The Star Entertainment Group says its long-planned exit from the Destination Brisbane Consortium (DBC) is now unlikely to be completed before the November 30th deadline, with CEO Steve McCann confirming several conditions remain unmet and an extension is being negotiated with joint-venture partners.
“As at today’s date, the conditions precedent to the transaction are unlikely to be met by the original sunset date of 30th November 2025”, McCann told shareholders at the company’s annual general meeting (AGM) on Tuesday.
He said the partners had sought to push back the refinancing deadline for DBC debt to March 31st, 2026, which would prolong The Star’s exposure to a parent-company guarantee.
Despite the setback, McCann said the parties remained aligned: “We believe that both The Star and our joint venture partners remain committed to completing the transaction in a timely manner.”
Liquidity pressure and a precarious financial position
The delayed DBC completion comes as The Star continues to operate under severe liquidity constraints. McCann was blunt about the risk environment: “There still remains material uncertainty regarding the Group’s ability to continue as a going concern.”

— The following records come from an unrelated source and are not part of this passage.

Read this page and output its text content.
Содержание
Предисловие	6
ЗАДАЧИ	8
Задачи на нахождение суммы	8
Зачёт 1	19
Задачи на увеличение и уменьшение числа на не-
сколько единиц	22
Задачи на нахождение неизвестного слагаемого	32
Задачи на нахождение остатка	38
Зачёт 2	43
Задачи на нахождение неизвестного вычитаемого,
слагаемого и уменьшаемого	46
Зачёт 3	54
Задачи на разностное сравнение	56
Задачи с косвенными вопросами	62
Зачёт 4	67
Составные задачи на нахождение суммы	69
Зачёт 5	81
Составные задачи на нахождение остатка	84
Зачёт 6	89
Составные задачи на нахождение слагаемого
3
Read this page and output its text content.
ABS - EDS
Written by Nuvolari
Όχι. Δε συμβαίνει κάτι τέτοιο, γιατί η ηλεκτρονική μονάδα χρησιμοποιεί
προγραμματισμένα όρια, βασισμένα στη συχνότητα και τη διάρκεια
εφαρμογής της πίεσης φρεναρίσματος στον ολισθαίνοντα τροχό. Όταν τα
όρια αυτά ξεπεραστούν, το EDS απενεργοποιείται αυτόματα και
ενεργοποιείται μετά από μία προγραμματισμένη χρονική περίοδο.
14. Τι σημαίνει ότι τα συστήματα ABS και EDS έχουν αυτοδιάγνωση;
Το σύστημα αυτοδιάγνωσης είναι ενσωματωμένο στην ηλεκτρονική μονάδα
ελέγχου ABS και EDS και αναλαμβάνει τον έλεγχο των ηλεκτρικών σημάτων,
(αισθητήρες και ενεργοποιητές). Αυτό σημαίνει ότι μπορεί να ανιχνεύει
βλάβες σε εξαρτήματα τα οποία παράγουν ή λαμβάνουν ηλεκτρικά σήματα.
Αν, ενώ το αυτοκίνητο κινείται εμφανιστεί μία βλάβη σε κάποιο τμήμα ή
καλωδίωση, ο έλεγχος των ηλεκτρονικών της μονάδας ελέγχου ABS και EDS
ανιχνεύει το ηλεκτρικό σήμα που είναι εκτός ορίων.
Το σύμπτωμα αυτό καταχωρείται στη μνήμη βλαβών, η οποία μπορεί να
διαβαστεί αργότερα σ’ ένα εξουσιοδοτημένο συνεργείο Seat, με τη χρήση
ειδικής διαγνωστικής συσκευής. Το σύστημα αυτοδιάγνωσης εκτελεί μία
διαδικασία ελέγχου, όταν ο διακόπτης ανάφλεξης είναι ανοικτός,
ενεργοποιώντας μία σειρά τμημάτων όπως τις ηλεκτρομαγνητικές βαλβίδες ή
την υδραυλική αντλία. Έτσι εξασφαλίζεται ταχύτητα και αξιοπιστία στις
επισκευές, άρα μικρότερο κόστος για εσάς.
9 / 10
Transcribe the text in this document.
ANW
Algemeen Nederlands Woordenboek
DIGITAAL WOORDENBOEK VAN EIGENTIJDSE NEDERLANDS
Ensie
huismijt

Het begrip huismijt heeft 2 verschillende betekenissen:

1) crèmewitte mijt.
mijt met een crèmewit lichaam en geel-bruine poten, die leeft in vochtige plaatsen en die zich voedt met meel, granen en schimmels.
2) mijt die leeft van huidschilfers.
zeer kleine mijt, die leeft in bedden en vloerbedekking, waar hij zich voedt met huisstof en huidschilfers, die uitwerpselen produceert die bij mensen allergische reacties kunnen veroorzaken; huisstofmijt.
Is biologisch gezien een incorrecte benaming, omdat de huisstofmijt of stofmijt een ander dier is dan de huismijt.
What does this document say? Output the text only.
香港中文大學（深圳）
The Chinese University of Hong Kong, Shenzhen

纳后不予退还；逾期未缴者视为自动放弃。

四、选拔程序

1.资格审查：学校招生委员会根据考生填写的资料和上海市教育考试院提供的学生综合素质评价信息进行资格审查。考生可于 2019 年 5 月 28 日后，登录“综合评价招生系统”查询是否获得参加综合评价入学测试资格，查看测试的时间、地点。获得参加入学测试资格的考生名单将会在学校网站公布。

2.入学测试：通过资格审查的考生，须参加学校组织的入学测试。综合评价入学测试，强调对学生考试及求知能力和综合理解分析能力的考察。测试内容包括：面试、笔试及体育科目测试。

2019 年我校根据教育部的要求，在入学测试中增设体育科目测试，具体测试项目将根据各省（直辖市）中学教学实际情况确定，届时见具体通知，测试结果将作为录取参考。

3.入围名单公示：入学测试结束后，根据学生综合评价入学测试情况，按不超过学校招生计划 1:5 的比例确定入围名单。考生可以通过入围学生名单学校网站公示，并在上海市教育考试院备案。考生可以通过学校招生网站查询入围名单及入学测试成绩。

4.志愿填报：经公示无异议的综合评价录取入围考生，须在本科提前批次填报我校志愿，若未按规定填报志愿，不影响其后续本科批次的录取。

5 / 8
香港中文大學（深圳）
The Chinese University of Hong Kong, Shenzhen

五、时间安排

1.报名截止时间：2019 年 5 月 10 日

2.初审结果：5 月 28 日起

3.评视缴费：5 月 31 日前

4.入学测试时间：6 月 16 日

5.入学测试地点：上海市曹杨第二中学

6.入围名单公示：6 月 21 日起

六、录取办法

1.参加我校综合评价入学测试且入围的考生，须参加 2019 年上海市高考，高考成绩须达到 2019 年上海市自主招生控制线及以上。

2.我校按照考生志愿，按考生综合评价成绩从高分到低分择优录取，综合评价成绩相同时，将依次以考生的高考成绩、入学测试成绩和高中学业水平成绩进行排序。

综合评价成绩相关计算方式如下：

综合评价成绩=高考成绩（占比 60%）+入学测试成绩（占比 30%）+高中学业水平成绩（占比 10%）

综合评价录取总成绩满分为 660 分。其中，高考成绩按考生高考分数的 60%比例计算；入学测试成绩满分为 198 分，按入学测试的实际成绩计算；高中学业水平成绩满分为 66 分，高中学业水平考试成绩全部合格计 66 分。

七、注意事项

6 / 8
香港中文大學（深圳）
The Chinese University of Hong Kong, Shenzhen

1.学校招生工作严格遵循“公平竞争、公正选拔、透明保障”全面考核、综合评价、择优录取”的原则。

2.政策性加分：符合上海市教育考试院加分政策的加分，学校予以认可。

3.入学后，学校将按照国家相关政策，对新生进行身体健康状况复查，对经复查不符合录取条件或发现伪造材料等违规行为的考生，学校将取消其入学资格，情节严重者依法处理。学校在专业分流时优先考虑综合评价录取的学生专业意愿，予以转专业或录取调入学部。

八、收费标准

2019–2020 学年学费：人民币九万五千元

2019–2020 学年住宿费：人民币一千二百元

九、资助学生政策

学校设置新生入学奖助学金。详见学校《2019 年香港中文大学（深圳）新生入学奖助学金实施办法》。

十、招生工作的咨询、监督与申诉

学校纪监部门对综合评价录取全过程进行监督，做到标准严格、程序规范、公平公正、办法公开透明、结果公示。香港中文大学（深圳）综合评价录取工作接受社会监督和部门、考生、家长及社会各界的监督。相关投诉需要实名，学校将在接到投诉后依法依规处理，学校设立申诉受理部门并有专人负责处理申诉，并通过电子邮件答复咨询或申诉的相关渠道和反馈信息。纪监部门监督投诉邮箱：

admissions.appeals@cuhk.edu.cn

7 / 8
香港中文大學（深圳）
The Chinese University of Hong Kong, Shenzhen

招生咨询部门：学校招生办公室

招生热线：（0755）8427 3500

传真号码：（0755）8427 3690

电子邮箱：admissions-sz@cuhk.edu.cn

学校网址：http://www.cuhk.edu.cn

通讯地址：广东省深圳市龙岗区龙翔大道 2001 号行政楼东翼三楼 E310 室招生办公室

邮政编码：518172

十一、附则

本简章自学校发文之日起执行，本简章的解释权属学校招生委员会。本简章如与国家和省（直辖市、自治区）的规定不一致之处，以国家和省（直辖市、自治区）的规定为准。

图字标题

While the business has taken steps to access additional liquidity — including a AU$300 million ($193.5 million) strategic investment from Bally’s Corporation and Investment Holdings and the sale of non-core assets — the CEO emphasized that the company is still navigating “a precarious financial position”.

The group must also secure further covenant waivers or refinance its senior debt facility before the end of December. “Unless further waivers […] are agreed […] the Group will need to execute a refinancing […] to avoid a default”, McCann said.
The CEO reiterated that rebuilding trust with regulators and regaining casino license suitability remained central to any turnaround.
Delivering on the remediation plan — of which 403 of 578 milestones have been completed — is crucial. “The reinstatement of our casino licenses is critical to improving our performance, attracting and retaining the best people and ensuring ongoing access to capital,” he said.
Progress has been steady but regulators have extended oversight arrangements through 2026. McCann acknowledged the pressure: “The road ahead remains very challenging with many critical milestones yet to be achieved.”
Operating performance still weak but showing early signs of stabilization
The Star’s operational metrics remain heavily depressed. Gaming revenue has been hit particularly hard by regulatory reforms and enhanced compliance systems.
Between FY23 and FY25, revenue fell 30 percent at The Star Sydney and 19 percent at The Star Gold Coast. McCann said earnings deterioration was compounded by remediation spending: “We have incurred significant costs in relation to our remediation program, which has contributed to a combined decline in EBITDA […] of AU$260 million ($167.7 million) over the FY23 to FY25 period.”
However, he pointed to encouraging early signs in FY26, with a 5 percent quarter-on-quarter revenue improvement and a narrowing EBITDA loss. “Sydney performance has stabilized, albeit at depressed levels,” he said, while the Gold Coast showed “early signs of improvement.”
The annual general meeting marked a wider transition for the group, with the conversion of Bally’s and Investment Holdings’ notes set to hand them a combined 61 percent stake and reshape the board.
McCann welcomed the changes: “I look forward to working with [the new directors] in further advancing the turnaround of The Star.”
Despite the extended timeline on major transactions, he sought to reassure stakeholders that management had a clear path forward: “We have a plan, the execution of which requires continued discipline and focus.”